Kelly has a theory: If we let the boys have pets now, while they’re young, we won’t get stuck with unwanted animals after the guys head off to college. I guess it makes sense, but it’s also turned our home into a miniature petting zoo. We have a total of 18 animals.
Now to be fair, 12 of those are fish and chickens, leaving us with the dog, two cats, a guinea pig, a snake and sort of a rabbit. Wow, that doesn’t sound any better, does it? I say “sort of” because the rabbit has taken up residence in our neighbor’s backyard. Hera was supposed to be a house bunny. She is box-trained and “fixed.” But one day she found the backdoor left open and discovered a whole new world outside.
A couple of months ago, we were riding our bikes when a neighbor stopped us to ask if we had a bunny. Ends up Hera liked his backyard a whole lot, and his wife liked the rabbit a whole lot. So they feed her, and make sure she has water. And Hera hangs out with them now.
Last year, Gus forgot to close the door on his corn snake’s habitat, and Zeus took a little vacation. Wandering around our house — possibly using the vents as his own personal I-15 — for a couple of weeks, I finally found him after he popped up out of one of the heating registers. I am very proud to report that I did not scream like a girl.
He’s actually on vacation again. This time, I failed to close his door properly.
Actually, of all our “real” pets, only Gracie, the dog, and Speedy, the guinea pig, haven’t sought some “alone time.” Both Athena and Apollo, our cats, have taken off, causing us great consternation.
A year ago, Athena, busted out of her carrier as we were taking her to the vet for her annual vaccinations. She disappeared for nearly three weeks. We looked all over for her, to no avail. Then one day, after the first snow fall of the season, I received a call: a woman had found her sleeping on the kitty condo on her patio.
A few weeks ago, following in his kitty sister’s footsteps, Apollo decided to sow some wild oats — whatever wild oats a neutered cat has. One day he simply went on a little adventure, and didn’t look back. Having no idea where he could have wandered, Kelly and I drove all over the neighborhood looking for him. At last, nearly a week later, at 3:00 a.m., he wandered into our bedroom meowing and seemingly really happy to see us.

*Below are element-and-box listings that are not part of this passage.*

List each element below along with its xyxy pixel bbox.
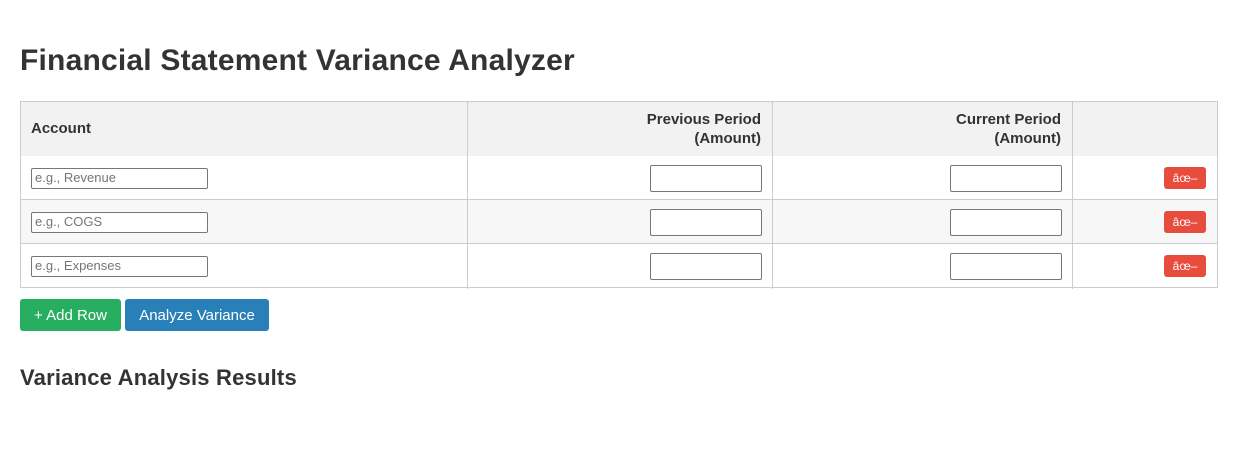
row 1 inputs: e.g., Revenue: [35, 170, 116, 185]
header: previous period: [647, 111, 761, 147]
table header: [20, 101, 1218, 157]
button: add row: [20, 299, 121, 331]
table: accounts: [20, 101, 1218, 289]
row 3 delete button: [1164, 255, 1206, 277]
header: current period: Current Period: [956, 111, 1061, 128]
header: current period: [956, 111, 1061, 147]
row 2 inputs: e.g., COGS: [35, 214, 102, 229]
button: add row: + Add Row: [34, 307, 107, 324]
row 1 delete button: âœ–: [1173, 171, 1197, 185]
row 1 delete button: [1164, 167, 1206, 189]
button: analyze variance: [125, 299, 269, 331]
row 1 inputs: [31, 168, 208, 189]
header: current period: (Amount): [994, 130, 1061, 147]
results heading: Variance Analysis Results: [20, 365, 297, 390]
row 2 inputs: [31, 212, 208, 233]
header: previous period: (Amount): [694, 130, 761, 147]
row 3 inputs: e.g., Expenses: [35, 258, 121, 273]
button: analyze variance: Analyze Variance: [139, 307, 255, 324]
row 2 delete button: [1164, 211, 1206, 233]
row 2 delete button: âœ–: [1173, 215, 1197, 229]
title: Financial Statement Variance Analyzer: [20, 44, 575, 77]
row 3 inputs: [31, 256, 208, 277]
header: previous period: Previous Period: [647, 111, 761, 128]
header: account: Account: [31, 120, 91, 137]
row 3 delete button: âœ–: [1173, 259, 1197, 273]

You may have noticed a theme in our animals’ names. Yeah, so they all have Greek monikers (yes, even the chickens). I’m Greek, what did you expect? But my Greekness brings with it an advantage when our free-spirited family members go missing: Saint Fanourios!
Saint Fanourios is the Greek Orthodox equivalent of the Roman Catholic St. Anthony: the patron saint of missing and lost items. So when Zeus slithered through our vents, the boys and I prayed to Fanourious. When Athena and Apollo wrote their own feline versions to “On The Road,” we prayed to the saint.
And guess what? The animals returned. When they did, we followed Greek tradition and made a cake in Fanourious’ honor.
With Zeus on the loose again, you know where I’m turning! Because when there’s a snake wandering around your house, it takes divine intervention to keep you from getting a severe case of the heebie jeebies.